The second tool is actually an entire built-in module for printing out a formatted representation of a complete data structure. It is the Data::Dumper module, and you can find it in Perldoc, too. Again, a simple example:

use Data::Dumper;
my @structure = ([1, 2, 3], {'a' => 42, 'b' => 'foo', 'c' => [4, 3, 2, 1]});
print Dumper(\@structure);

Notice that I passed a reference to my data structure to Dumper(); it works better this way. The code above prints:

$VAR1 = [
         [
           1,
           2,
           3
         ],
         {
           'c' => [
                    4,
                    3,
                    2,
                    1
                  ],
           'a' => 42,
           'b' => 'foo'
         }
       ];

This output shows that my argument was a reference to a list, the first element of the list was a reference to another list (1, 2, 3), and the second element of the list was a reference to a hash, etc. Again, useful for debugging and challenging your assumptions about what has been built up.

Testing

Now that you know how to debug a script and write automated tests, how will that affect your approach? Will you use the debugger to hunt for problems? Will you write testable subroutines and a few unit tests?

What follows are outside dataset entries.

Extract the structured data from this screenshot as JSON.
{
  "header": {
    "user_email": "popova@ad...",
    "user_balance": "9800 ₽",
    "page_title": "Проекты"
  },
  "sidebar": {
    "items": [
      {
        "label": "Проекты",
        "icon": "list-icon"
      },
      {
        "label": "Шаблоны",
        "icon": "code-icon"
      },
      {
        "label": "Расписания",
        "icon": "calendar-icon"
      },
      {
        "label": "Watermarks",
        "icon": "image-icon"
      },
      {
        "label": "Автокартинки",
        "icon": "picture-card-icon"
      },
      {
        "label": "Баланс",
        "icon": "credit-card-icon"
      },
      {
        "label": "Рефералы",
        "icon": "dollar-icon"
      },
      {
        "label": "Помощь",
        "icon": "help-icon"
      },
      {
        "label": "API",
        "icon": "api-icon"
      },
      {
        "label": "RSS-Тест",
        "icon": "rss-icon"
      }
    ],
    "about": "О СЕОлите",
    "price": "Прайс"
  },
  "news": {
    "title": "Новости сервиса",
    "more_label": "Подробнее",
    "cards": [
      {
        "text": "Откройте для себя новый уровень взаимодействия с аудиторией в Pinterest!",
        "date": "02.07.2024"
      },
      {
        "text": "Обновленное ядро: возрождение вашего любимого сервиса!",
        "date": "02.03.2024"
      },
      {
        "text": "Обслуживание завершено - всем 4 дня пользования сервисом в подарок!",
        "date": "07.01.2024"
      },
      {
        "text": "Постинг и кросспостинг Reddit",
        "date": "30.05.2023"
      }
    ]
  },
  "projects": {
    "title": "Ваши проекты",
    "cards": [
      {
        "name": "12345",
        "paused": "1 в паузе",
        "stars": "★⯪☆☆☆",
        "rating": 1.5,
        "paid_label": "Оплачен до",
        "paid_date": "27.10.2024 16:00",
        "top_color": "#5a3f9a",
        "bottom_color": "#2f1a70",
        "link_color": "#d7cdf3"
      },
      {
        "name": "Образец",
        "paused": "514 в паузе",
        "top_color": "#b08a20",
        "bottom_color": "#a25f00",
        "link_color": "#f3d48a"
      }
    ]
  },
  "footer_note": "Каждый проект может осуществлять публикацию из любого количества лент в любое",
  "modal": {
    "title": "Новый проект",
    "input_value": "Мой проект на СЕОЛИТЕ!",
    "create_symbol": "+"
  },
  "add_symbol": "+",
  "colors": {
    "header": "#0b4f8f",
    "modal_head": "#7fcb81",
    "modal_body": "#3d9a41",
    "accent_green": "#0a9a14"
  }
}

Here are some general ideas for testing:

Extra Challenges

Reminders

Do the work yourself, consulting reasonable reference materials as needed. Any resource that provides a complete solution or offers significant material assistance toward a solution not OK to use. Asking the instructor for help is OK, asking other students for help is not. All standard UW policies concerning student conduct (esp. UWS 14) and information technology apply to this course and assignment.

Hand In

A printout of your code, ideally on a single sheet of paper. Be sure to put your own name in the initial comment block. Identifying your work is important, or you may not receive appropriate credit.